In general, you will still need to know algebraic topology, even if you are only interested in the geometric side of things. In my opinion, Hatcher's book Algebraic Topology does a superb job explaining the subject while maintaining geometric intuition.
A: This answer is meant to complement Jim's. 
Guillemin and Pollack's Differential Topology text is a great start that's not too specialized any any particular direction.  Once you've got some basic algebraic topology background, you can start to link up a lot of basic notions via Guillemin and Pollack (Poincare duality, intersection theory). 
A lot of geometric topology is motivated or informed by constructions from the general theory of manifolds.  Milnor's Morse Theory is an excellent read once you're done Guillemin and Pollack.  Learning a bit of the basics of Lie Groups would be good at this stage.   From there you're ready for things like the strong Whitney embedding theorem, and the h-cobordism theorem.  Kosinski's Differential Manifolds book and Milnor's Lectures on the h-cobordism theorem are a very good pair of books to read at that time. 

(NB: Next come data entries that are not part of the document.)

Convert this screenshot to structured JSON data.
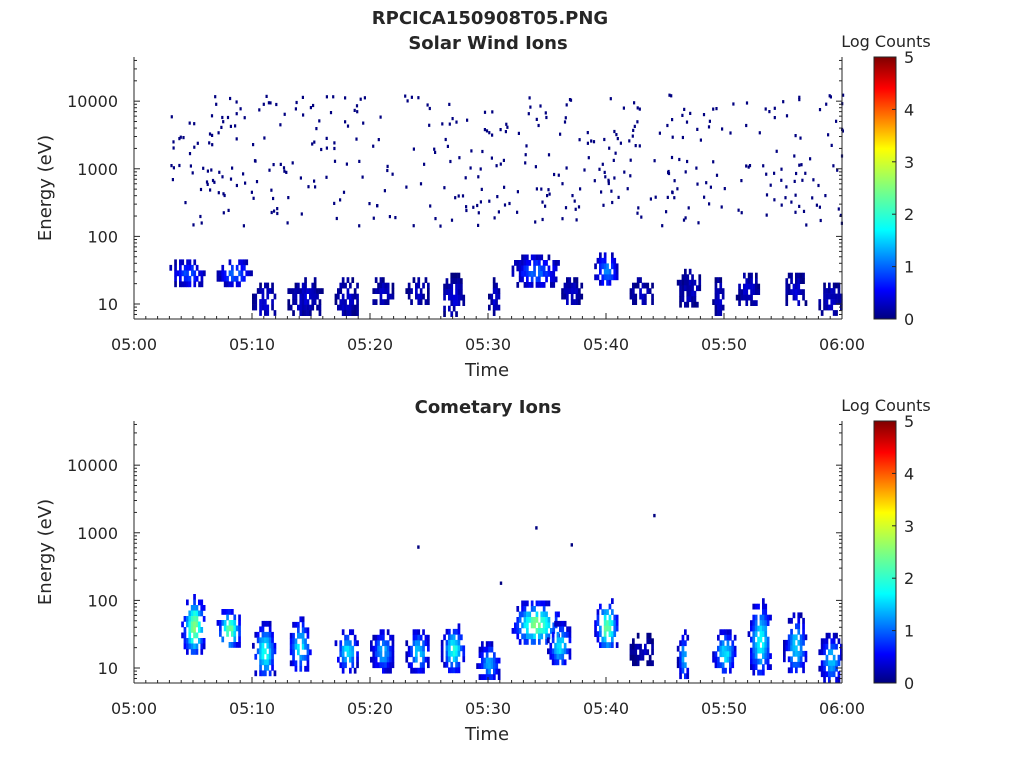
{
  "figure": {
    "filename": "RPCICA150908T05.PNG"
  },
  "chart_data": [
    {
      "type": "heatmap",
      "title": "Solar Wind Ions",
      "xlabel": "Time",
      "ylabel": "Energy (eV)",
      "x_tick_labels": [
        "05:00",
        "05:10",
        "05:20",
        "05:30",
        "05:40",
        "05:50",
        "06:00"
      ],
      "xlim": [
        "05:00",
        "06:00"
      ],
      "y_scale": "log",
      "y_tick_labels": [
        "10",
        "100",
        "1000",
        "10000"
      ],
      "ylim": [
        6,
        45000
      ],
      "colorbar": {
        "label": "Log Counts",
        "ticks": [
          "0",
          "1",
          "2",
          "3",
          "4",
          "5"
        ],
        "range": [
          0,
          5
        ],
        "colormap": "jet"
      },
      "bursts": [
        {
          "start": "05:03",
          "end": "05:06",
          "low_eV": 20,
          "high_eV": 55,
          "peak_log_counts": 1.0
        },
        {
          "start": "05:07",
          "end": "05:10",
          "low_eV": 20,
          "high_eV": 55,
          "peak_log_counts": 1.1
        },
        {
          "start": "05:10",
          "end": "05:12",
          "low_eV": 7,
          "high_eV": 25,
          "peak_log_counts": 0.5
        },
        {
          "start": "05:13",
          "end": "05:16",
          "low_eV": 7,
          "high_eV": 30,
          "peak_log_counts": 0.4
        },
        {
          "start": "05:17",
          "end": "05:19",
          "low_eV": 7,
          "high_eV": 30,
          "peak_log_counts": 0.4
        },
        {
          "start": "05:20",
          "end": "05:22",
          "low_eV": 10,
          "high_eV": 30,
          "peak_log_counts": 0.3
        },
        {
          "start": "05:23",
          "end": "05:25",
          "low_eV": 10,
          "high_eV": 30,
          "peak_log_counts": 0.3
        },
        {
          "start": "05:26",
          "end": "05:28",
          "low_eV": 7,
          "high_eV": 35,
          "peak_log_counts": 0.4
        },
        {
          "start": "05:30",
          "end": "05:31",
          "low_eV": 7,
          "high_eV": 30,
          "peak_log_counts": 0.4
        },
        {
          "start": "05:32",
          "end": "05:36",
          "low_eV": 20,
          "high_eV": 65,
          "peak_log_counts": 1.1
        },
        {
          "start": "05:36",
          "end": "05:38",
          "low_eV": 10,
          "high_eV": 30,
          "peak_log_counts": 0.4
        },
        {
          "start": "05:39",
          "end": "05:41",
          "low_eV": 20,
          "high_eV": 70,
          "peak_log_counts": 1.3
        },
        {
          "start": "05:42",
          "end": "05:44",
          "low_eV": 10,
          "high_eV": 30,
          "peak_log_counts": 0.3
        },
        {
          "start": "05:46",
          "end": "05:48",
          "low_eV": 10,
          "high_eV": 40,
          "peak_log_counts": 0.3
        },
        {
          "start": "05:49",
          "end": "05:50",
          "low_eV": 7,
          "high_eV": 30,
          "peak_log_counts": 0.4
        },
        {
          "start": "05:51",
          "end": "05:53",
          "low_eV": 10,
          "high_eV": 35,
          "peak_log_counts": 0.4
        },
        {
          "start": "05:55",
          "end": "05:57",
          "low_eV": 10,
          "high_eV": 35,
          "peak_log_counts": 0.4
        },
        {
          "start": "05:58",
          "end": "06:00",
          "low_eV": 7,
          "high_eV": 25,
          "peak_log_counts": 0.4
        }
      ],
      "scatter_range": {
        "start": "05:03",
        "end": "06:00",
        "low_eV": 150,
        "high_eV": 13000,
        "log_counts": 0
      }
    },
    {
      "type": "heatmap",
      "title": "Cometary Ions",
      "xlabel": "Time",
      "ylabel": "Energy (eV)",
      "x_tick_labels": [
        "05:00",
        "05:10",
        "05:20",
        "05:30",
        "05:40",
        "05:50",
        "06:00"
      ],
      "xlim": [
        "05:00",
        "06:00"
      ],
      "y_scale": "log",
      "y_tick_labels": [
        "10",
        "100",
        "1000",
        "10000"
      ],
      "ylim": [
        6,
        45000
      ],
      "colorbar": {
        "label": "Log Counts",
        "ticks": [
          "0",
          "1",
          "2",
          "3",
          "4",
          "5"
        ],
        "range": [
          0,
          5
        ],
        "colormap": "jet"
      },
      "bursts": [
        {
          "start": "05:04",
          "end": "05:06",
          "low_eV": 18,
          "high_eV": 150,
          "peak_log_counts": 2.6
        },
        {
          "start": "05:07",
          "end": "05:09",
          "low_eV": 22,
          "high_eV": 90,
          "peak_log_counts": 2.5
        },
        {
          "start": "05:10",
          "end": "05:12",
          "low_eV": 8,
          "high_eV": 60,
          "peak_log_counts": 2.0
        },
        {
          "start": "05:13",
          "end": "05:15",
          "low_eV": 10,
          "high_eV": 70,
          "peak_log_counts": 1.8
        },
        {
          "start": "05:17",
          "end": "05:19",
          "low_eV": 10,
          "high_eV": 45,
          "peak_log_counts": 1.8
        },
        {
          "start": "05:20",
          "end": "05:22",
          "low_eV": 10,
          "high_eV": 45,
          "peak_log_counts": 1.5
        },
        {
          "start": "05:23",
          "end": "05:25",
          "low_eV": 10,
          "high_eV": 45,
          "peak_log_counts": 1.7
        },
        {
          "start": "05:26",
          "end": "05:28",
          "low_eV": 10,
          "high_eV": 55,
          "peak_log_counts": 2.0
        },
        {
          "start": "05:29",
          "end": "05:31",
          "low_eV": 7,
          "high_eV": 30,
          "peak_log_counts": 1.5
        },
        {
          "start": "05:32",
          "end": "05:36",
          "low_eV": 25,
          "high_eV": 120,
          "peak_log_counts": 2.5
        },
        {
          "start": "05:35",
          "end": "05:37",
          "low_eV": 12,
          "high_eV": 60,
          "peak_log_counts": 1.8
        },
        {
          "start": "05:39",
          "end": "05:41",
          "low_eV": 20,
          "high_eV": 130,
          "peak_log_counts": 2.4
        },
        {
          "start": "05:42",
          "end": "05:44",
          "low_eV": 12,
          "high_eV": 40,
          "peak_log_counts": 0.3
        },
        {
          "start": "05:46",
          "end": "05:47",
          "low_eV": 7,
          "high_eV": 45,
          "peak_log_counts": 1.5
        },
        {
          "start": "05:49",
          "end": "05:51",
          "low_eV": 9,
          "high_eV": 45,
          "peak_log_counts": 1.8
        },
        {
          "start": "05:52",
          "end": "05:54",
          "low_eV": 9,
          "high_eV": 130,
          "peak_log_counts": 2.0
        },
        {
          "start": "05:55",
          "end": "05:57",
          "low_eV": 9,
          "high_eV": 80,
          "peak_log_counts": 1.7
        },
        {
          "start": "05:58",
          "end": "06:00",
          "low_eV": 7,
          "high_eV": 40,
          "peak_log_counts": 1.6
        }
      ],
      "isolated_points": [
        {
          "time": "05:24",
          "energy_eV": 650,
          "log_counts": 0
        },
        {
          "time": "05:31",
          "energy_eV": 190,
          "log_counts": 0
        },
        {
          "time": "05:34",
          "energy_eV": 1250,
          "log_counts": 0
        },
        {
          "time": "05:37",
          "energy_eV": 700,
          "log_counts": 0
        },
        {
          "time": "05:44",
          "energy_eV": 1900,
          "log_counts": 0
        }
      ]
    }
  ]
}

To get your feet wet in knot theory I'm a big fan of Rolfsen's Knots and links.  It's a great book for self-learning, as there's oodles of computations left for the reader.  Hatcher's 3-manifolds notes will get you started with some basic 3-manifold theory.  Thurston's book 3-dimensional geometry and topology followed by Geometry and topology of 3-manifolds will get you started on 3-manifold theory.  Bonahon's new book Low-dimensional geometry is similar to Thurston's book but is perhaps a little gentler to the reader. For 4-manifolds, Kirby's The topology of 4-manifolds is a good start.  Gompf and Stipsicz 4-manifolds and kirby calculus gets you going from there.